作者:陈倩
创建日期 2023/04/17
上次修改日期 2024/04/12
描述:使用 KerasHub GPT2 模型和 samplers
进行文本生成。
在本教程中,您将学习如何使用 KerasHub 加载预训练的大型语言模型 (LLM) - GPT-2 模型(最初由 OpenAI 发明),将其微调到特定的文本风格,并根据用户的输入(也称为提示)生成文本。您还将了解 GPT2 如何快速适应非英语语言,例如中文。
Colab 提供不同类型的运行时环境。请确保转到运行时 -> 更改运行时类型并选择 GPU 硬件加速器运行时(应具有 >12G 主机 RAM 和 ~15G GPU RAM),因为您将微调 GPT-2 模型。在 CPU 运行时环境上运行本教程将花费数小时。
此示例使用 Keras 3 在 "tensorflow"
、"jax"
或 "torch"
中工作。对 Keras 3 的支持已内置到 KerasHub 中,只需更改 "KERAS_BACKEND"
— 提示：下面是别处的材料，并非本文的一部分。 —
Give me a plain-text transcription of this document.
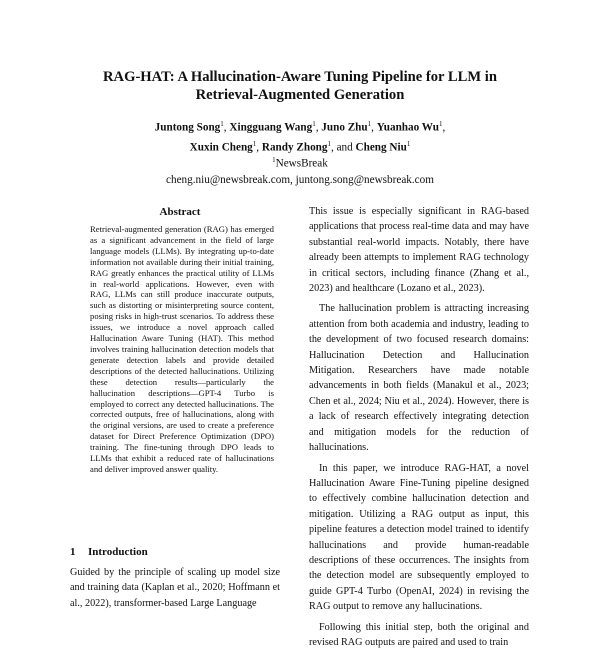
RAG-HAT: A Hallucination-Aware Tuning Pipeline for LLM in
Retrieval-Augmented Generation
Juntong Song$^1$, Xingguang Wang$^1$, Juno Zhu$^1$, Yuanhao Wu$^1$,
Xuxin Cheng$^1$, Randy Zhong$^1$, and Cheng Niu$^1$
$^1$NewsBreak
cheng.niu@newsbreak.com, juntong.song@newsbreak.com
Abstract
Retrieval-augmented generation (RAG) has emerged as a significant advancement in the field of large language models (LLMs). By integrating up-to-date information not available during their initial training, RAG greatly enhances the practical utility of LLMs in real-world applications. However, even with RAG, LLMs can still produce inaccurate outputs, such as distorting or misinterpreting source content, posing risks in high-trust scenarios. To address these issues, we introduce a novel approach called Hallucination Aware Tuning (HAT). This method involves training hallucination detection models that generate detection labels and provide detailed descriptions of the detected hallucinations. Utilizing these detection results—particularly the hallucination descriptions—GPT-4 Turbo is employed to correct any detected hallucinations. The corrected outputs, free of hallucinations, along with the original versions, are used to create a preference dataset for Direct Preference Optimization (DPO) training. The fine-tuning through DPO leads to LLMs that exhibit a reduced rate of hallucinations and deliver improved answer quality.
1 Introduction
Guided by the principle of scaling up model size and training data (Kaplan et al., 2020; Hoffmann et al., 2022), transformer-based Large Language

This issue is especially significant in RAG-based applications that process real-time data and may have substantial real-world impacts. Notably, there have already been attempts to implement RAG technology in critical sectors, including finance (Zhang et al., 2023) and healthcare (Lozano et al., 2023).

The hallucination problem is attracting increasing attention from both academia and industry, leading to the development of two focused research domains: Hallucination Detection and Hallucination Mitigation. Researchers have made notable advancements in both fields (Manakul et al., 2023; Chen et al., 2024; Niu et al., 2024). However, there is a lack of research effectively integrating detection and mitigation models for the reduction of hallucinations.

In this paper, we introduce RAG-HAT, a novel Hallucination Aware Fine-Tuning pipeline designed to effectively combine hallucination detection and mitigation. Utilizing a RAG output as input, this pipeline features a detection model trained to identify hallucinations and provide human-readable descriptions of these occurrences. The insights from the detection model are subsequently employed to guide GPT-4 Turbo (OpenAI, 2024) in revising the RAG output to remove any hallucinations.

Following this initial step, both the original and revised RAG outputs are paired and used to train
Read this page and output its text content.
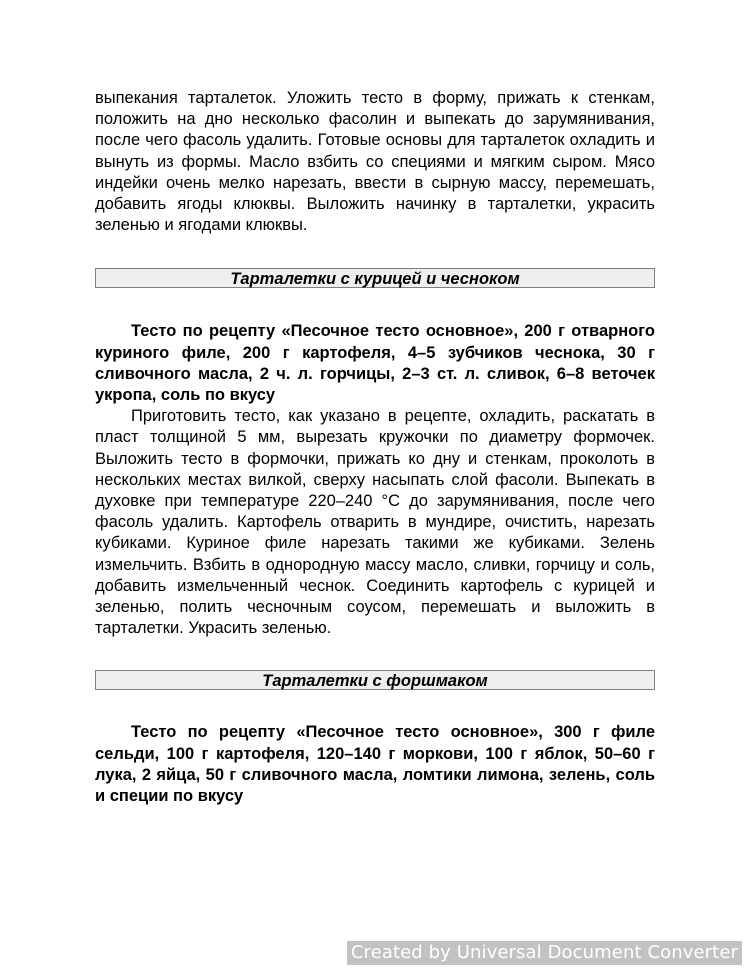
выпекания тарталеток. Уложить тесто в форму, прижать к стенкам, положить на дно несколько фасолин и выпекать до зарумянивания, после чего фасоль удалить. Готовые основы для тарталеток охладить и вынуть из формы. Масло взбить со специями и мягким сыром. Мясо индейки очень мелко нарезать, ввести в сырную массу, перемешать, добавить ягоды клюквы. Выложить начинку в тарталетки, украсить зеленью и ягодами клюквы.

Тарталетки с курицей и чесноком

Тесто по рецепту «Песочное тесто основное», 200 г отварного куриного филе, 200 г картофеля, 4–5 зубчиков чеснока, 30 г сливочного масла, 2 ч. л. горчицы, 2–3 ст. л. сливок, 6–8 веточек укропа, соль по вкусу

Приготовить тесто, как указано в рецепте, охладить, раскатать в пласт толщиной 5 мм, вырезать кружочки по диаметру формочек. Выложить тесто в формочки, прижать ко дну и стенкам, проколоть в нескольких местах вилкой, сверху насыпать слой фасоли. Выпекать в духовке при температуре 220–240 °C до зарумянивания, после чего фасоль удалить. Картофель отварить в мундире, очистить, нарезать кубиками. Куриное филе нарезать такими же кубиками. Зелень измельчить. Взбить в однородную массу масло, сливки, горчицу и соль, добавить измельченный чеснок. Соединить картофель с курицей и зеленью, полить чесночным соусом, перемешать и выложить в тарталетки. Украсить зеленью.

Тарталетки с форшмаком

Тесто по рецепту «Песочное тесто основное», 300 г филе сельди, 100 г картофеля, 120–140 г моркови, 100 г яблок, 50–60 г лука, 2 яйца, 50 г сливочного масла, ломтики лимона, зелень, соль и специи по вкусу

Created by Universal Document Converter
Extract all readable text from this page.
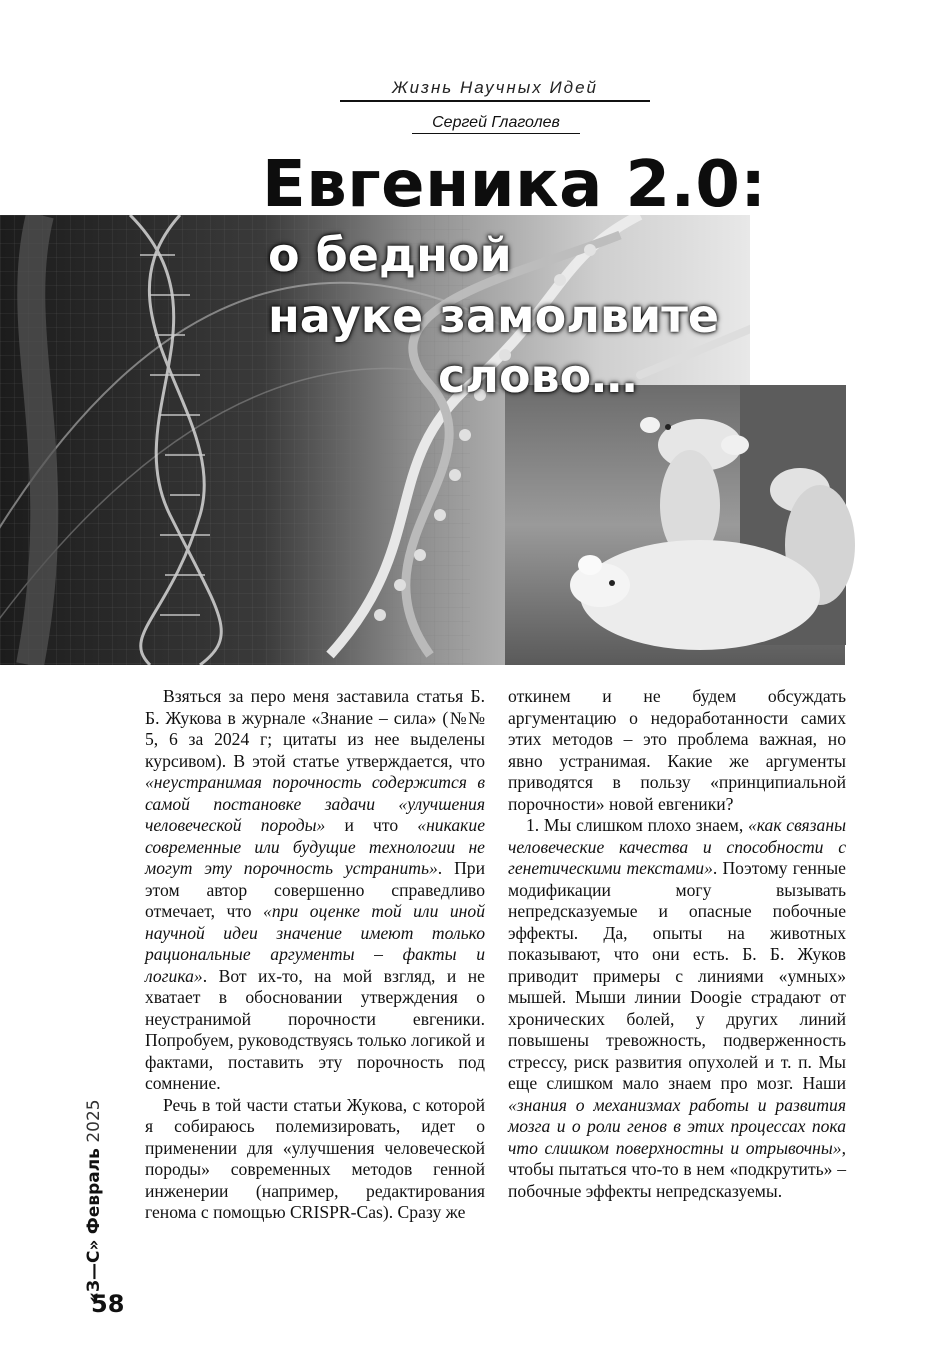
Жизнь Научных Идей
Сергей Глаголев
Евгеника 2.0:
о бедной
науке замолвите
слово…

Взяться за перо меня заставила статья Б. Б. Жукова в журнале «Знание – сила» (№№ 5, 6 за 2024 г; цитаты из нее выделены курсивом). В этой статье утверждается, что «неустранимая порочность содержится в самой постановке задачи «улучшения человеческой породы» и что «никакие современные или будущие технологии не могут эту порочность устранить». При этом автор совершенно справедливо отмечает, что «при оценке той или иной научной идеи значение имеют только рациональные аргументы – факты и логика». Вот их-то, на мой взгляд, и не хватает в обосновании утверждения о неустранимой порочности евгеники. Попробуем, руководствуясь только логикой и фактами, поставить эту порочность под сомнение.

Речь в той части статьи Жукова, с которой я собираюсь полемизировать, идет о применении для «улучшения человеческой породы» современных методов генной инженерии (например, редактирования генома с помощью CRISPR-Cas). Сразу же

откинем и не будем обсуждать аргументацию о недоработанности самих этих методов – это проблема важная, но явно устранимая. Какие же аргументы приводятся в пользу «принципиальной порочности» новой евгеники?

1. Мы слишком плохо знаем, «как связаны человеческие качества и способности с генетическими текстами». Поэтому генные модификации могу вызывать непредсказуемые и опасные побочные эффекты. Да, опыты на животных показывают, что они есть. Б. Б. Жуков приводит примеры с линиями «умных» мышей. Мыши линии Doogie страдают от хронических болей, у других линий повышены тревожность, подверженность стрессу, риск развития опухолей и т. п. Мы еще слишком мало знаем про мозг. Наши «знания о механизмах работы и развития мозга и о роли генов в этих процессах пока что слишком поверхностны и отрывочны», чтобы пытаться что-то в нем «подкрутить» – побочные эффекты непредсказуемы.

«З—С» Февраль 2025
58
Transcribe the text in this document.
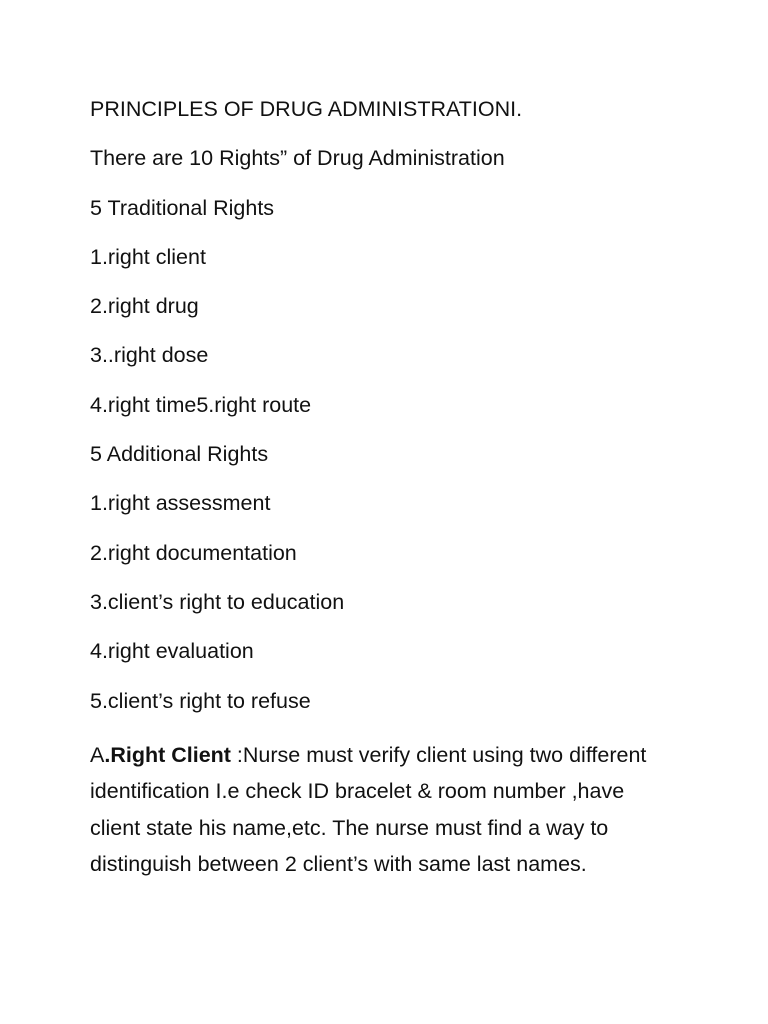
PRINCIPLES OF DRUG ADMINISTRATIONI.

There are 10 Rights” of Drug Administration

5 Traditional Rights

1.right client

2.right drug

3..right dose

4.right time5.right route

5 Additional Rights

1.right assessment

2.right documentation

3.client’s right to education

4.right evaluation

5.client’s right to refuse

A.Right Client :Nurse must verify client using two different identification I.e check ID bracelet & room number ,have client state his name,etc. The nurse must find a way to distinguish between 2 client’s with same last names.
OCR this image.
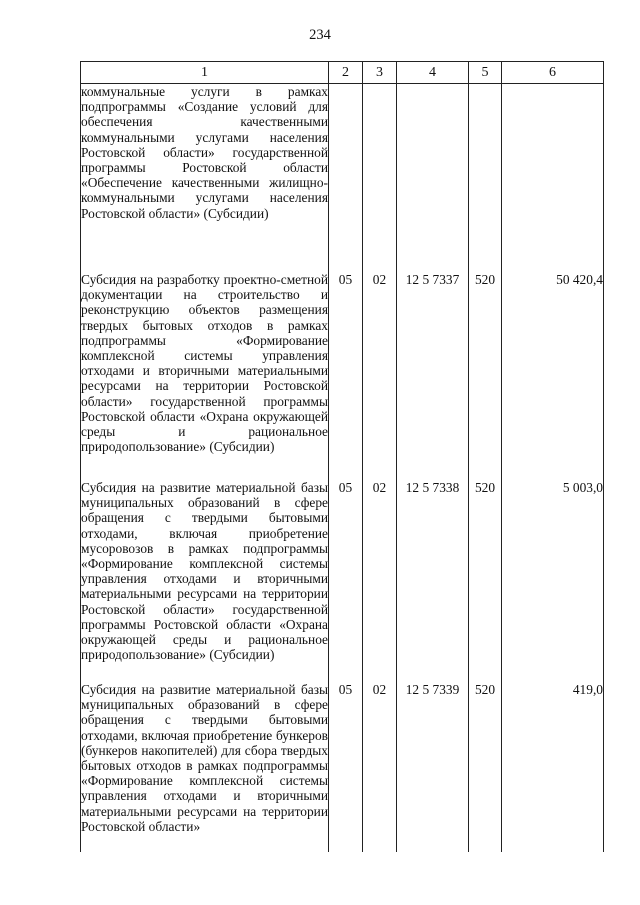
234
1	2	3	4	5	6
коммунальные услуги в рамках подпрограммы «Создание условий для обеспечения качественными коммунальными услугами населения Ростовской области» государственной программы Ростовской области «Обеспечение качественными жилищно-коммунальными услугами населения Ростовской области» (Субсидии)					
Субсидия на разработку проектно-сметной документации на строительство и реконструкцию объектов размещения твердых бытовых отходов в рамках подпрограммы «Формирование комплексной системы управления отходами и вторичными материальными ресурсами на территории Ростовской области» государственной программы Ростовской области «Охрана окружающей среды и рациональное природопользование» (Субсидии)	05	02	12 5 7337	520	50 420,4
Субсидия на развитие материальной базы муниципальных образований в сфере обращения с твердыми бытовыми отходами, включая приобретение мусоровозов в рамках подпрограммы «Формирование комплексной системы управления отходами и вторичными материальными ресурсами на территории Ростовской области» государственной программы Ростовской области «Охрана окружающей среды и рациональное природопользование» (Субсидии)	05	02	12 5 7338	520	5 003,0
Субсидия на развитие материальной базы муниципальных образований в сфере обращения с твердыми бытовыми отходами, включая приобретение бункеров (бункеров накопителей) для сбора твердых бытовых отходов в рамках подпрограммы «Формирование комплексной системы управления отходами и вторичными материальными ресурсами на территории Ростовской области»	05	02	12 5 7339	520	419,0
环境变量即可选择您选择的后台。我们在下面选择 JAX 后端。
!pip install git+https://github.com/keras-team/keras-hub.git -q
import os
os.environ["KERAS_BACKEND"] = "jax" # or "tensorflow" or "torch"
import keras_hub
import keras
import tensorflow as tf
import time
keras.mixed_precision.set_global_policy("mixed_float16")
大型语言模型 (LLM) 是一种机器学习模型,它在大量文本数据上进行训练,以生成各种自然语言处理 (NLP) 任务的输出,例如文本生成、问答和机器翻译。
生成式 LLM 通常基于深度学习神经网络,例如 Google 研究人员在 2017 年发明的 Transformer 架构,并在海量文本数据上进行训练,通常涉及数十亿个单词。这些模型,例如 Google 的 LaMDA 和 PaLM,是在来自各种数据源的大型数据集上进行训练的,这使它们能够为许多任务生成输出。生成式 LLM 的核心是预测句子中的下一个单词,通常称为因果 LM 预训练。通过这种方式,LLM 可以根据用户提示生成连贯的文本。有关语言模型的更多教学讨论,您可以参考 斯坦福 CS324 LLM 课程。
大型语言模型构建复杂且从头开始训练成本高昂。幸运的是,有一些预训练的 LLM 可以立即使用。 KerasHub 提供大量预训练的检查点,使您无需自己训练即可体验 SOTA 模型。
KerasHub 是一个自然语言处理库,它在用户的整个开发周期中提供支持。KerasHub 提供预训练模型和模块化的构建块,因此开发人员可以轻松地重用预训练模型或堆叠自己的 LLM。
简而言之,对于生成式 LLM,KerasHub 提供
generate()
方法的预训练模型,例如 keras_hub.models.GPT2CausalLM
和 keras_hub.models.OPTCausalLM
。KerasHub 提供了许多预训练模型,例如 Google Bert 和 GPT-2。您可以在 KerasHub 存储库 中查看可用模型的列表。
加载 GPT-2 模型非常容易,如下所示
# To speed up training and generation, we use preprocessor of length 128
# instead of full length 1024.
preprocessor = keras_hub.models.GPT2CausalLMPreprocessor.from_preset(
"gpt2_base_en",
sequence_length=128,
)
gpt2_lm = keras_hub.models.GPT2CausalLM.from_preset(
"gpt2_base_en", preprocessor=preprocessor
)
模型加载后,您可以立即使用它生成一些文本。运行下面的单元格进行尝试。它就像调用单个函数 generate() 一样简单
start = time.time()
output = gpt2_lm.generate("My trip to Yosemite was", max_length=200)
print("\nGPT-2 output:")
print(output)
end = time.time()
print(f"TOTAL TIME ELAPSED: {end - start:.2f}s")
GPT-2 output:
My trip to Yosemite was pretty awesome. The first time I went I didn't know how to go and it was pretty hard to get around. It was a bit like going on an adventure with a friend. The only things I could do were hike and climb the mountain. It's really cool to know you're not alone in this world. It's a lot of fun. I'm a little worried that I might not get to the top of the mountain in time to see the sunrise and sunset of the day. I think the weather is going to get a little warmer in the coming years.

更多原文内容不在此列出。